Tier 4 then looks at the type record; the current heuristic is that if the same type has been seen 100 times in a row, the compiler will speculate
### Garbage collection
Pyston currently utilizes a *conservative* garbage collector -- this means that GC roots aren't tracked directly, but rather all GC-managed memory is scanned for values that could point into the GC heap, and treat those conservatively as pointers that keep the pointed-to GC memory alive.
Currently, the Pyston's GC is a non-copying, non-generational, stop-the-world GC. ie it is a simple implementation that will need to be improved in the future.

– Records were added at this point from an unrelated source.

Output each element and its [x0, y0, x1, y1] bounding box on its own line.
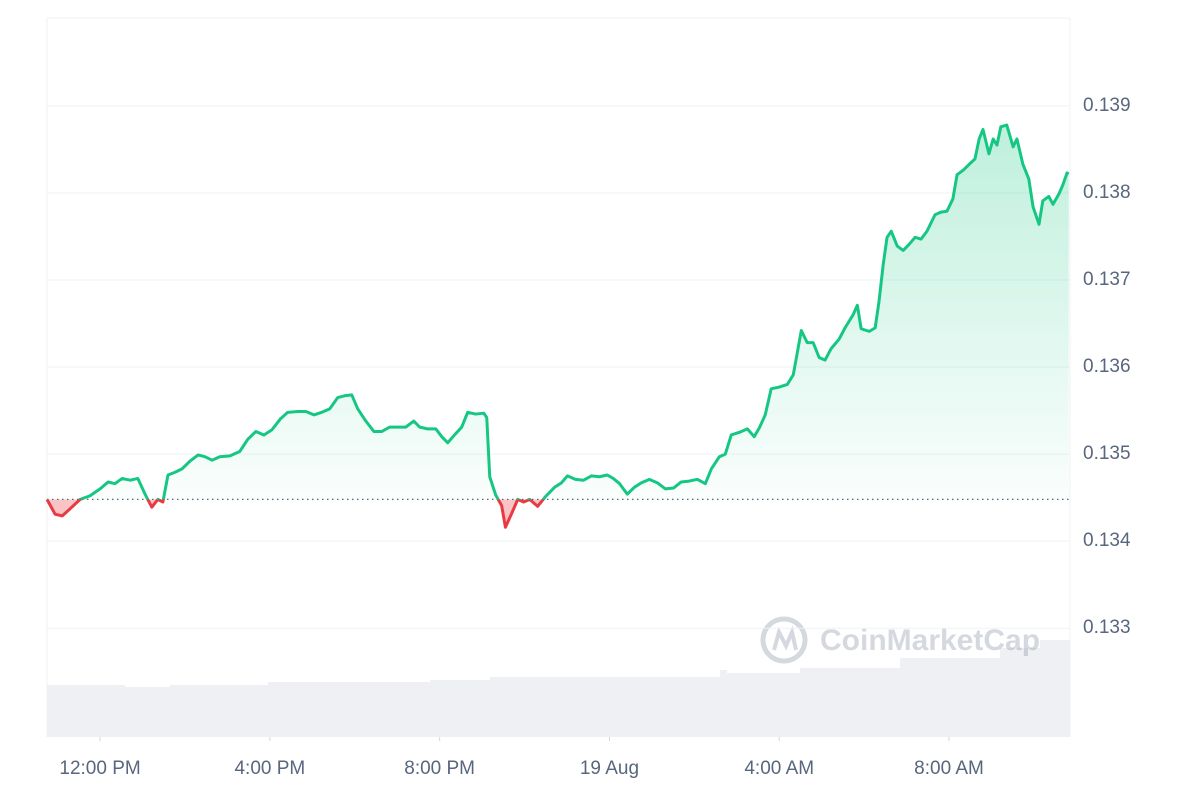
- watermark-logo: [760, 616, 808, 664]
- y-tick-label: 0.133: [1083, 617, 1131, 638]
- x-tick-label: 8:00 AM: [914, 758, 984, 779]
- watermark-text: CoinMarketCap: [820, 624, 1040, 657]
- y-tick-label: 0.136: [1083, 356, 1131, 377]
- area: [47, 125, 1069, 528]
- x-tick-label: 12:00 PM: [59, 758, 140, 779]
- y-tick-label: 0.135: [1083, 443, 1131, 464]
- y-tick-label: 0.137: [1083, 269, 1131, 290]
- y-tick-label: 0.139: [1083, 95, 1131, 116]
- x-tick-label: 19 Aug: [580, 758, 639, 779]
- plot: 0.133 0.134 0.135 0.136 0.137 0.138 0.139 12:00…: [45, 95, 1131, 779]
- watermark-logo: [772, 625, 798, 651]
- volume-area: [47, 640, 1070, 737]
- price-line: [45, 123, 1070, 529]
- y-tick-label: 0.138: [1083, 182, 1131, 203]
- watermark: CoinMarketCap: [760, 616, 1040, 664]
- y-tick-label: 0.134: [1083, 530, 1131, 551]
- x-tick-label: 4:00 AM: [744, 758, 814, 779]
- x-tick-label: 8:00 PM: [404, 758, 475, 779]
- x-tick-label: 4:00 PM: [234, 758, 305, 779]
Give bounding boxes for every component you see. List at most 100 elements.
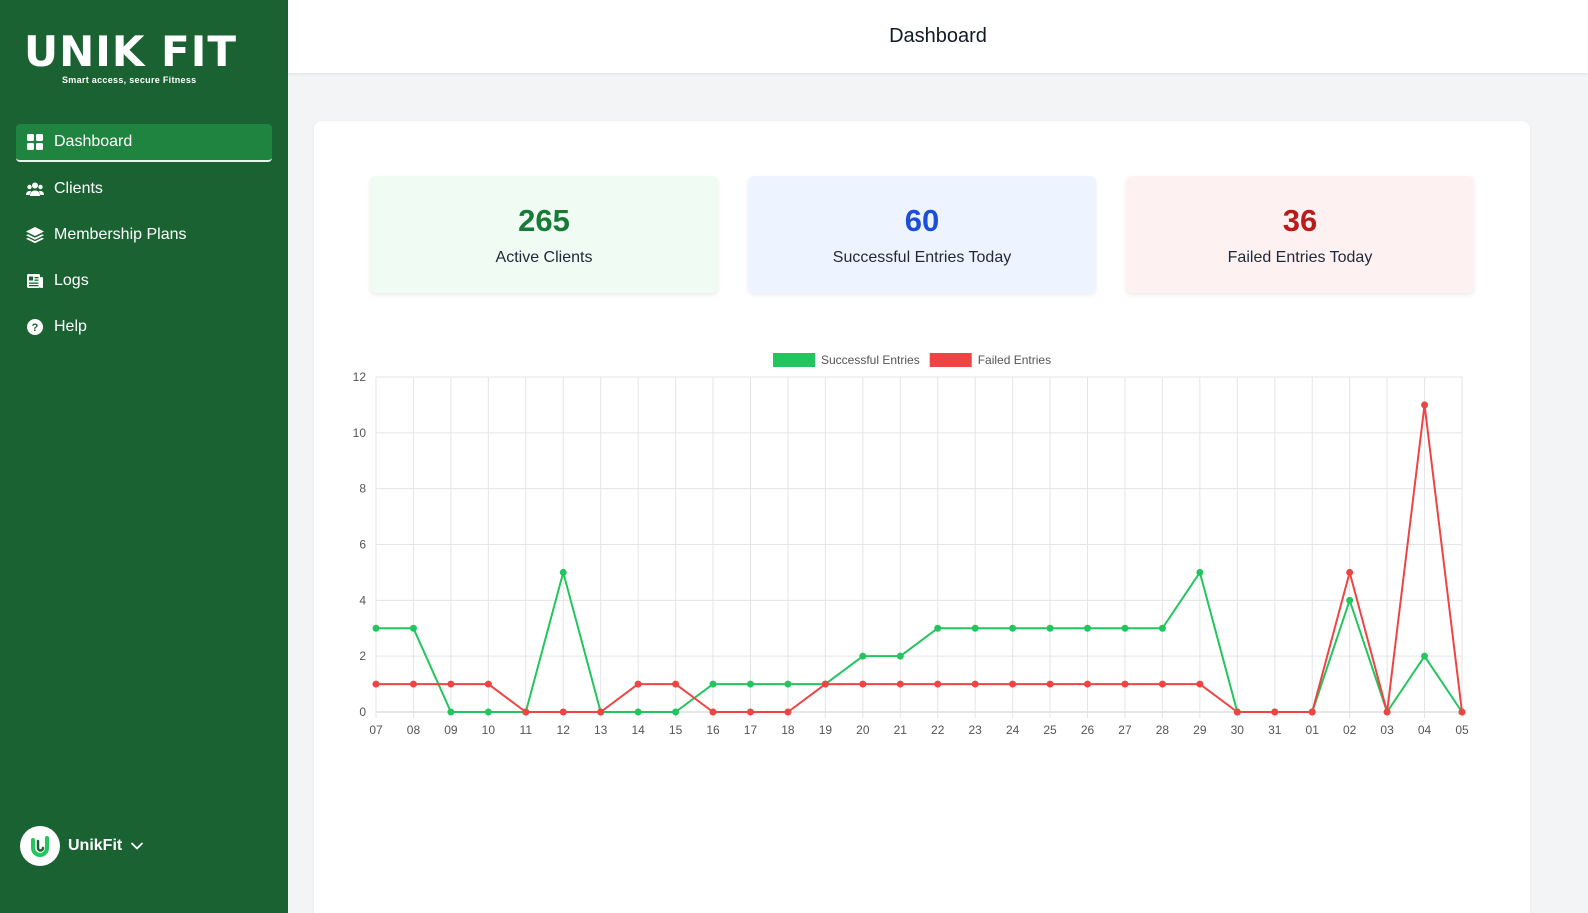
data-point bbox=[1121, 680, 1129, 688]
layers-icon bbox=[26, 226, 44, 244]
data-point bbox=[1346, 568, 1354, 576]
x-tick-label: 17 bbox=[744, 723, 758, 737]
data-point bbox=[484, 708, 492, 716]
x-tick-label: 07 bbox=[369, 723, 383, 737]
data-point bbox=[821, 680, 829, 688]
x-tick-label: 19 bbox=[819, 723, 833, 737]
x-tick-label: 29 bbox=[1193, 723, 1207, 737]
data-point bbox=[1084, 624, 1092, 632]
data-point bbox=[372, 680, 380, 688]
dashboard-card: 265 Active Clients 60 Successful Entries… bbox=[314, 121, 1530, 913]
sidebar-item-clients[interactable]: Clients bbox=[16, 170, 272, 208]
legend-swatch bbox=[929, 353, 972, 367]
legend-swatch bbox=[773, 353, 815, 367]
data-point bbox=[447, 708, 455, 716]
sidebar: UNIK FIT Smart access, secure Fitness Da… bbox=[0, 0, 288, 913]
sidebar-item-label: Clients bbox=[54, 180, 103, 197]
sidebar-nav: Dashboard Clients Membership Plans Logs … bbox=[16, 124, 272, 354]
sidebar-item-label: Dashboard bbox=[54, 133, 133, 150]
x-tick-label: 08 bbox=[407, 723, 421, 737]
data-point bbox=[559, 708, 567, 716]
data-point bbox=[559, 568, 567, 576]
entries-chart: 0 2 4 6 8 10 12 07 08 09 10 11 12 13 14 15 16 17 18 19 20 21 2… bbox=[336, 348, 1496, 748]
x-tick-label: 14 bbox=[631, 723, 645, 737]
sidebar-item-membership-plans[interactable]: Membership Plans bbox=[16, 216, 272, 254]
sidebar-item-logs[interactable]: Logs bbox=[16, 262, 272, 300]
data-point bbox=[1421, 652, 1429, 660]
x-tick-label: 03 bbox=[1380, 723, 1394, 737]
help-icon: ? bbox=[26, 318, 44, 336]
stat-label: Active Clients bbox=[495, 248, 593, 266]
x-tick-label: 01 bbox=[1306, 723, 1320, 737]
data-point bbox=[409, 680, 417, 688]
x-tick-label: 25 bbox=[1043, 723, 1057, 737]
stat-label: Successful Entries Today bbox=[832, 248, 1012, 266]
stat-label: Failed Entries Today bbox=[1227, 248, 1373, 266]
data-point bbox=[634, 708, 642, 716]
data-point bbox=[447, 680, 455, 688]
data-point bbox=[672, 680, 680, 688]
data-point bbox=[1046, 680, 1054, 688]
x-tick-label: 24 bbox=[1006, 723, 1020, 737]
data-point bbox=[1009, 624, 1017, 632]
x-tick-label: 11 bbox=[520, 723, 533, 737]
data-point bbox=[1158, 680, 1166, 688]
series-line bbox=[376, 403, 1463, 713]
data-point bbox=[934, 624, 942, 632]
x-tick-label: 20 bbox=[856, 723, 870, 737]
stat-value: 36 bbox=[1282, 202, 1318, 238]
data-point bbox=[672, 708, 680, 716]
x-tick-label: 02 bbox=[1343, 723, 1357, 737]
x-tick-label: 09 bbox=[444, 723, 458, 737]
data-point bbox=[1196, 680, 1204, 688]
data-point bbox=[634, 680, 642, 688]
y-tick-label: 4 bbox=[359, 593, 366, 607]
stat-card-failed-entries: 36 Failed Entries Today bbox=[1126, 176, 1474, 293]
x-tick-label: 15 bbox=[669, 723, 683, 737]
data-point bbox=[1383, 708, 1391, 716]
data-point bbox=[372, 624, 380, 632]
data-point bbox=[522, 708, 530, 716]
sidebar-item-label: Help bbox=[54, 318, 87, 335]
sidebar-item-dashboard[interactable]: Dashboard bbox=[16, 124, 272, 162]
x-tick-label: 21 bbox=[894, 723, 908, 737]
x-tick-label: 04 bbox=[1418, 723, 1432, 737]
grid-icon bbox=[26, 133, 44, 151]
x-tick-label: 28 bbox=[1156, 723, 1170, 737]
user-name: UnikFit bbox=[68, 837, 123, 854]
legend-label: Successful Entries bbox=[821, 353, 920, 367]
stat-value: 60 bbox=[904, 202, 940, 238]
data-point bbox=[1458, 708, 1466, 716]
data-point bbox=[784, 680, 792, 688]
x-tick-label: 30 bbox=[1231, 723, 1245, 737]
data-point bbox=[409, 624, 417, 632]
data-point bbox=[709, 708, 717, 716]
user-menu[interactable]: UnikFit bbox=[20, 826, 144, 866]
sidebar-item-help[interactable]: ? Help bbox=[16, 308, 272, 346]
x-tick-label: 27 bbox=[1118, 723, 1132, 737]
stat-card-active-clients: 265 Active Clients bbox=[370, 176, 718, 293]
data-point bbox=[859, 652, 867, 660]
data-point bbox=[1271, 708, 1279, 716]
data-point bbox=[1121, 624, 1129, 632]
sidebar-item-label: Logs bbox=[54, 272, 89, 289]
data-point bbox=[1196, 568, 1204, 576]
y-tick-label: 2 bbox=[359, 649, 366, 663]
data-point bbox=[1009, 680, 1017, 688]
data-point bbox=[1233, 708, 1241, 716]
x-tick-label: 26 bbox=[1081, 723, 1095, 737]
data-point bbox=[896, 680, 904, 688]
stat-card-successful-entries: 60 Successful Entries Today bbox=[748, 176, 1096, 293]
data-point bbox=[934, 680, 942, 688]
logs-icon bbox=[26, 272, 44, 290]
y-tick-label: 10 bbox=[353, 426, 367, 440]
data-point bbox=[1084, 680, 1092, 688]
y-tick-label: 6 bbox=[359, 538, 366, 552]
data-point bbox=[1346, 596, 1354, 604]
brand-logo[interactable]: UNIK FIT Smart access, secure Fitness bbox=[24, 28, 244, 88]
series-line bbox=[376, 571, 1463, 713]
x-tick-label: 18 bbox=[781, 723, 795, 737]
sidebar-item-label: Membership Plans bbox=[54, 226, 187, 243]
x-tick-label: 12 bbox=[557, 723, 571, 737]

### Native extension module support
CPython-style C extension modules can be difficult in a system that doesn't use refcounting, since a GC-managed runtime is forced to provide a refcounted API. PyPy handles this by using a compatibility layer to create refcounted objects; our hope is to do the reverse, and instead of making the runtime refcount-aware, to make the extension module GC-aware.
We have a basic implementation of this that is able to run a number of the CPython standard modules (from the Modules/ directory), and so far seems to be working. The C API is quite large and will take some time to cover.
### Parallelism support
Pyston currently uses a GIL to protect threaded code. The codebase still contains an experimental "GRWL" configuration, which replaces the GIL with a read-write lock. This allows Python code to execute in parallel but still allow for critical sections (recompilation, C API calls, etc), and seems to work ok. It doesn't provide the same memory-ordering guarantees that CPython provides.
This approach has mostly been abandoned as infeasible, but you can test it by doing `make pyston_grwl`.